"The Israeli-Palestinian conflict is the most tragic example in modern history of the folly of trying to base political arrangements on the myths in ancient books."Unfortunately, what could have been a profound sentence turned possible insight to injury with the phrase "myths in ancient books." Don't think we should politically live to the word of the Bible? That's why we have seperation of church and state. If all adulterers were stoned, we'd need to kill about a quarter of Americans. But the phrase Susan Jacoby uses to describe the Holy Books -- the Torah, Bible and Koran -- is simply incendiary. To actually convince someone to come to your opinion, showing them respect is a good start.

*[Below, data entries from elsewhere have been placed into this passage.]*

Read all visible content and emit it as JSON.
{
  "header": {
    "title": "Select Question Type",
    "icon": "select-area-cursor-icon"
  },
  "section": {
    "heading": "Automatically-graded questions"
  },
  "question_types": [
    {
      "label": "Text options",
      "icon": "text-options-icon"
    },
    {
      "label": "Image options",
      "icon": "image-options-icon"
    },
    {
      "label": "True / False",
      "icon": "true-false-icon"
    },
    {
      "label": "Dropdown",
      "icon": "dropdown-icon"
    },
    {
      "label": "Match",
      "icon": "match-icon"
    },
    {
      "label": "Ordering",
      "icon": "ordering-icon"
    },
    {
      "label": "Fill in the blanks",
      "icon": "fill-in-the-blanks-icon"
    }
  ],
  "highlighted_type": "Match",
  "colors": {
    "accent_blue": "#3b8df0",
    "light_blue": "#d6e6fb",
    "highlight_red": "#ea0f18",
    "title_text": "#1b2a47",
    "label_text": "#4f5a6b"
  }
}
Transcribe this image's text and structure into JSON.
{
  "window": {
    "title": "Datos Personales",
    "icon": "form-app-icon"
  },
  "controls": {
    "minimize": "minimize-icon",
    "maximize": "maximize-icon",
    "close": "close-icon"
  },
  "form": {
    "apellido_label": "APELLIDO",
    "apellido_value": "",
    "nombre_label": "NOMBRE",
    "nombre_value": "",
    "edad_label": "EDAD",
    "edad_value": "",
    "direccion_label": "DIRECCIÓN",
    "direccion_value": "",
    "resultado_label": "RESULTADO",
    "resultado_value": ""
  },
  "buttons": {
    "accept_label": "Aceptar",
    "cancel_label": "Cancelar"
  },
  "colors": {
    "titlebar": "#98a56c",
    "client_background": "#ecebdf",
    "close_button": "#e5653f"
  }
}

The phrase she uses only translates a lack of respect.
Unfortunately, at a time when we need a good news source more than ever, this becomes just more evidence that the Washington Post is out of touch with many Americans.
3 comments:
Incendiary to some, perhaps, but I see the larger point that Jacoby, a devout secularist, is pointing out here and I think it lends (whether intentionally or not) to your notion of the separation of church and state. Jacoby is right to identify the apparent folly in the Israeli conflict precisely because both state's claims are rooted in an overtly religious understanding of national origin and territorial destiny. I have no argument with your claim that referring to holy books as 'myths' is incendiary. But, I think this obscures the very valid point of her missive: that the intractable conflict in the Middle East is just so because of the state being caught up in a wholly religious purpose.
Question: Do you consider the stories of the Greek and Roman pantheons to be myths?
I would offer that the current conflict (and I'll define current conflict as post-Ottoman Empire era to today) of the Middle often is called a religious conflict. Yet, it has little to do with religion. This is a situation of major nations playing "Risk" with real land and real ethnic peoples.
Moreover, most religious conflict throughout history has little to do with religion. The Crusades might be given a religious catalyst, yet it's squarely an economic war.
On the second question, the Bible, Koran and the Jewish sacred scriptures are mythological in the sense they tell a story that provides overarching meaning. In that sense, it plays the same role as Greek and Roman myths. However, I agree with Greg that Jacoby wasn't using that definition, but rather was saying it was adolescent and false.